Posted By: Tom Link
Date: 2007-10-26 22:31
Summary: websitary 0.3 was released
Project: websitary - Webpage/RSS Monitor
websitary version 0.3 has been released!
* <http://rubyforge.org/projects/websitiary/>
## DESCRIPTION:
websitary (formerly known as websitiary with an extra "i") monitors
webpages, rss feeds, podcasts etc. It reuses other programs (w3m, diff
etc.) to do most of the actual work. By default, it works on an ASCII
basis, i.e. with the output of text-based webbrowsers like w3m (or lynx,
links etc.) as the output can easily be post-processed. It can also work
with HTML and highlight new items. This script was originally planned as
a ruby-based websec replacement.
By default, this script will use w3m to dump HTML pages and then run
diff over the current page and the previous backup. Some pages are
better viewed with lynx or links. Downloaded documents (HTML or ASCII)

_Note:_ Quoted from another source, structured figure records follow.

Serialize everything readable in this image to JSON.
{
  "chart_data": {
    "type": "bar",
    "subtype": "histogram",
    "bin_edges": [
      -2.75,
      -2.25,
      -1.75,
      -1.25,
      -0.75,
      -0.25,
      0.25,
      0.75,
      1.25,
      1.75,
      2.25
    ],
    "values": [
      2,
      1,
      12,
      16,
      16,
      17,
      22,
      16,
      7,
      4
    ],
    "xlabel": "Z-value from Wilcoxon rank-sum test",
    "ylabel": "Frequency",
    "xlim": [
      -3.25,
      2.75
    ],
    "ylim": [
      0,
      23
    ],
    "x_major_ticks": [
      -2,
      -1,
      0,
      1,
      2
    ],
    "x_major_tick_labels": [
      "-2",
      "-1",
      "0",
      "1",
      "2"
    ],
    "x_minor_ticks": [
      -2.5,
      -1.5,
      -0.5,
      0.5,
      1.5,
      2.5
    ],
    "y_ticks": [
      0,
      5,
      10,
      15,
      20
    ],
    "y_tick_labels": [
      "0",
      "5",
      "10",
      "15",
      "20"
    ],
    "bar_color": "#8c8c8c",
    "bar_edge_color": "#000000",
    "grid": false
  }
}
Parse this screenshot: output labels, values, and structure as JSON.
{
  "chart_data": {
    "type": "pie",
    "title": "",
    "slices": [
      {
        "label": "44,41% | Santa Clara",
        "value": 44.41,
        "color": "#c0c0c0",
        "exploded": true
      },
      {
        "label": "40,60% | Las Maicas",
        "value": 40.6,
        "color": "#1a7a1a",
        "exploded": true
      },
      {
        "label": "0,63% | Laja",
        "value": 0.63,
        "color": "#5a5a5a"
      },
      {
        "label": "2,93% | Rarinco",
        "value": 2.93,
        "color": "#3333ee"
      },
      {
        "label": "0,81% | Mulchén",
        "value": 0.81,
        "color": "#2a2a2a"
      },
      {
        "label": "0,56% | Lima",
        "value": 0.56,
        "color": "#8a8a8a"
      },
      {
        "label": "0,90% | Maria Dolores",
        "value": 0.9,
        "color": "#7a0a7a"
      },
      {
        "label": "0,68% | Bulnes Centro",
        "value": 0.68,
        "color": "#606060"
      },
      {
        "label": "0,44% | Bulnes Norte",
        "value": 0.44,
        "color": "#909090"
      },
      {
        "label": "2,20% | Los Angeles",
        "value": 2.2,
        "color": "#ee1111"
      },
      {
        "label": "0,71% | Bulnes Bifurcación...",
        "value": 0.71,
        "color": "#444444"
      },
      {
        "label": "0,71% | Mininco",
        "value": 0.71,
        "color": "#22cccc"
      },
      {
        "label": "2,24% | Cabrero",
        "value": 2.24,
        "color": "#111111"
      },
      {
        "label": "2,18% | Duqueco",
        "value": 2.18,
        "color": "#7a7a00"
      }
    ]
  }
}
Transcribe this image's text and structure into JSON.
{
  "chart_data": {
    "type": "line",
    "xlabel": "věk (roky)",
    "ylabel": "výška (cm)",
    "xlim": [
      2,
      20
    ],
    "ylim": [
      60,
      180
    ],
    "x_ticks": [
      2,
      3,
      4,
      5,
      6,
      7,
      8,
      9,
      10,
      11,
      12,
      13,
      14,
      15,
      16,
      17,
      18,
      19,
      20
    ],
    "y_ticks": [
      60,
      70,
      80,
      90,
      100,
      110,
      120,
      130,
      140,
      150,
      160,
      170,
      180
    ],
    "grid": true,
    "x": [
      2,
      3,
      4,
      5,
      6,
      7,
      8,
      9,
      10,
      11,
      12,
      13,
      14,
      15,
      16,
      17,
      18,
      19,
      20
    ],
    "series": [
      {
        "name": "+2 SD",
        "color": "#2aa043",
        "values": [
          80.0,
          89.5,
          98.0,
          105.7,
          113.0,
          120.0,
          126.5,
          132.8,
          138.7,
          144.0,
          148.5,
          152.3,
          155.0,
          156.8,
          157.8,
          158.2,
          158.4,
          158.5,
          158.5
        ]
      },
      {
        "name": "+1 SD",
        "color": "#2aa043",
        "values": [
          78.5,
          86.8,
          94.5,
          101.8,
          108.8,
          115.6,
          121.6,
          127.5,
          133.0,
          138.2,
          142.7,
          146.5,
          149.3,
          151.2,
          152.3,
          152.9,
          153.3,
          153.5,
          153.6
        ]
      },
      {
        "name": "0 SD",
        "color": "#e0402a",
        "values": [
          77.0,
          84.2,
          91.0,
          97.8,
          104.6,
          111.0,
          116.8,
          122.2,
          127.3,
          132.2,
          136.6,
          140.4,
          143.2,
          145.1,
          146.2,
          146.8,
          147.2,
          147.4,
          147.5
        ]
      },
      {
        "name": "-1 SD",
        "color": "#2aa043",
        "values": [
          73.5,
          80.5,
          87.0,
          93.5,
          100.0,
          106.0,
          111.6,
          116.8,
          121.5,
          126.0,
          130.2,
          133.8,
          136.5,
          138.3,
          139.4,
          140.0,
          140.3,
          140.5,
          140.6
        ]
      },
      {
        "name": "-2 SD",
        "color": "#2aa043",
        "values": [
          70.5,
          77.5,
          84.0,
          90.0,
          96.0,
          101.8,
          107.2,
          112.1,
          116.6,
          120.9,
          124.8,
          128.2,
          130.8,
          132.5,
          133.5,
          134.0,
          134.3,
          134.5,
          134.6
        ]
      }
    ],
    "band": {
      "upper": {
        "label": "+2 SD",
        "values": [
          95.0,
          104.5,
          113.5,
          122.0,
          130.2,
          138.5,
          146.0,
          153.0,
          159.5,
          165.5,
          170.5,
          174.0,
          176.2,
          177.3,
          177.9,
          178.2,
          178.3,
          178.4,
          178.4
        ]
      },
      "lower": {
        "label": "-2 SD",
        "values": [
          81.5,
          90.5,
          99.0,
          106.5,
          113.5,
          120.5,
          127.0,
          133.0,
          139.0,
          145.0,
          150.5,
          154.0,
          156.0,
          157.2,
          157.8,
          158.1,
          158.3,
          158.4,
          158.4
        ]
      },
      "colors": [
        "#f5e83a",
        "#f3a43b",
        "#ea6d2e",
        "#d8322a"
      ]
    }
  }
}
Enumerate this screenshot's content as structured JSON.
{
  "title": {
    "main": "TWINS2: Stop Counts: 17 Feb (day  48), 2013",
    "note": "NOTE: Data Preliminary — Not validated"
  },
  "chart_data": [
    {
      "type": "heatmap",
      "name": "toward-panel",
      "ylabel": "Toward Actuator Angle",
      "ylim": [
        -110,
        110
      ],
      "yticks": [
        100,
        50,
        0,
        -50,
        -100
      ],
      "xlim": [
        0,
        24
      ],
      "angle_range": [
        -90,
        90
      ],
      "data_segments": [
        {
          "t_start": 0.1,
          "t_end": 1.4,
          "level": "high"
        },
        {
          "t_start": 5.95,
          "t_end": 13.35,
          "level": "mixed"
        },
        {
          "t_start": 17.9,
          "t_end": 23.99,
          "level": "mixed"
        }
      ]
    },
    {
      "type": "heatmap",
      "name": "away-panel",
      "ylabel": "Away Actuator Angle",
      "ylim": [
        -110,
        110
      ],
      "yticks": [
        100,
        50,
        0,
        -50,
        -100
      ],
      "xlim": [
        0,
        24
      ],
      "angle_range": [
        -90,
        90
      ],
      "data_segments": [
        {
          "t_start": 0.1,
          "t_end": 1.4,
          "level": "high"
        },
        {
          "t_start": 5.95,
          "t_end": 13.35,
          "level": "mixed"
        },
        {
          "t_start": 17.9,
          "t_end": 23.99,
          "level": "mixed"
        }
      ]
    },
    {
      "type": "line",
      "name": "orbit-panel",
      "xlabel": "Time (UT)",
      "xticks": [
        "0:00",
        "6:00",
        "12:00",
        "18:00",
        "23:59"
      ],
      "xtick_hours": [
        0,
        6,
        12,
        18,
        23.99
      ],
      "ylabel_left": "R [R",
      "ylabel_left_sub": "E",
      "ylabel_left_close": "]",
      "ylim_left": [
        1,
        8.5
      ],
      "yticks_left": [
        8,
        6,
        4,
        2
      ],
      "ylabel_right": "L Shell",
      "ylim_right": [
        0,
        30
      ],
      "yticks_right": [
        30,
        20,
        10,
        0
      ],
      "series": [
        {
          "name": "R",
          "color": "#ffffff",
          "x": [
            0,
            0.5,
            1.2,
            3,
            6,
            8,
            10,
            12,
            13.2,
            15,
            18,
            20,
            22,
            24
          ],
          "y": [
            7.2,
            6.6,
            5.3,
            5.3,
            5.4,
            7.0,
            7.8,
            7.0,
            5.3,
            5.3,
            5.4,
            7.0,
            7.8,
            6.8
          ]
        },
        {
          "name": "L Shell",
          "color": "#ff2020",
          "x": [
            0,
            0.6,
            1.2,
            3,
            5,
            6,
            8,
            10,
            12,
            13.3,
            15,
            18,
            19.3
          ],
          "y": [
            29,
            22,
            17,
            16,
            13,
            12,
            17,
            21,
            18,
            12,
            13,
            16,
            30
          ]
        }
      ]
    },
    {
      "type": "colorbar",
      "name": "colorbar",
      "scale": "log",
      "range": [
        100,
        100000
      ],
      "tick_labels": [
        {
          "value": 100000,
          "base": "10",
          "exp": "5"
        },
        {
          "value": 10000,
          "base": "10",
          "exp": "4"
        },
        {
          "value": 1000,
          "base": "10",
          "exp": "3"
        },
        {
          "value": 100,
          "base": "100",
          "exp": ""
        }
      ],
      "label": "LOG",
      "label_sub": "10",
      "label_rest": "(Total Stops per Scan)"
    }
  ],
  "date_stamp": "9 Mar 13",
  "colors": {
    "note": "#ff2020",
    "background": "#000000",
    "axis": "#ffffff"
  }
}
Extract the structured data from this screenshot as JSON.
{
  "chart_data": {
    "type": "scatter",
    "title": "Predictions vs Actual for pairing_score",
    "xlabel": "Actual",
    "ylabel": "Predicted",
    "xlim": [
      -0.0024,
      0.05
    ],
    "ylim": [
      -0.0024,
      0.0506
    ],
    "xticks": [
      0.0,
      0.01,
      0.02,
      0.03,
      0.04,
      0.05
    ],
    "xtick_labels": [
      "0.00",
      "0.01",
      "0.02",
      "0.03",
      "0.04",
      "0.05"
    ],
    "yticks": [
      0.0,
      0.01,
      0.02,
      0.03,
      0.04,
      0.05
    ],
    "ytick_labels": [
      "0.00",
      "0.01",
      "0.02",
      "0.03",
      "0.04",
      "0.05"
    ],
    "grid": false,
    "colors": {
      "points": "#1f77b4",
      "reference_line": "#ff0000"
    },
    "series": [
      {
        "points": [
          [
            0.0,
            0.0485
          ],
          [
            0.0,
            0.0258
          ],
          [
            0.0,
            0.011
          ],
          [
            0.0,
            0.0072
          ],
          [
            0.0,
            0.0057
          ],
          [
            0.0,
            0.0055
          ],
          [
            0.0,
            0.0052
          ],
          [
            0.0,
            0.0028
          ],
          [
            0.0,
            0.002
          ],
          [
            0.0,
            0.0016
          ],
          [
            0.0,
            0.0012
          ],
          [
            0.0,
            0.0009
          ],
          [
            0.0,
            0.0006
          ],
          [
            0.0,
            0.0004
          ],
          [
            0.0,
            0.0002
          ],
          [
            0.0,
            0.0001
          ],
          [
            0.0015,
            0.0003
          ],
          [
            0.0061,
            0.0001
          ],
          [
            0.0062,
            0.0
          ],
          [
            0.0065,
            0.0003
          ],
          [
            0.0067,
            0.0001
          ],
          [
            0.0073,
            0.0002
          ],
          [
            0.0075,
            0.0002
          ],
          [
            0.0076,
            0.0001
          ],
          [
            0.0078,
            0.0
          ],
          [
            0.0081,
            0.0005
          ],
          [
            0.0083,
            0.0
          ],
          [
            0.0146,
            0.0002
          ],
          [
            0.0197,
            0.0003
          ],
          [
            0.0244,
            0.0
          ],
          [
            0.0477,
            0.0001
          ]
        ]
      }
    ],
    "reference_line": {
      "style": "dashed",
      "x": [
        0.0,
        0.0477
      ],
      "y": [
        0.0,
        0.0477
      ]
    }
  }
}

can be post-processed (e.g., filtered through some ruby block that
extracts elements via hpricot and the like). Please see the
configuration options below to find out how to change this globally or
for a single source.
This user manual is also available as
PDF[http://websitiary.rubyforge.org/websitary.pdf].
## FEATURES/PROBLEMS:
* Handle webpages, rss feeds (optionally save attachments in podcasts
etc.)
* Compare webpages with previous backups
* Display differences between the current version and the backup
* Provide hooks to post-process the downloaded documents and the diff
* Display a one-page report summarizing all news
* Automatically open the report in your favourite web-browser
* Experimental: Download webpages on defined intervalls and generate
incremental diffs.
Changes:
# 0.3
* Renamed the global option :downloadhtml to :download_html.
* The downloader for robots and rss enclosures should now be properly
configurable via the global options :download_robots and
:download_rss_enclosure (default: :openuri).
* Respect rel="nofollow" on hyperreferences.
* :wdays, :mdays didn't work.
* --exclude command line options, exclude configuration command
* Check for robots.txt-compliance after testing if the URL is
appropriate.
* htmldiff.rb can now also highlight differences à la websec's webdiff.
* configuration.rb: Ignore pubDate and certain other non-essential fields (tags
etc.) when constructing rss item IDs.
|
|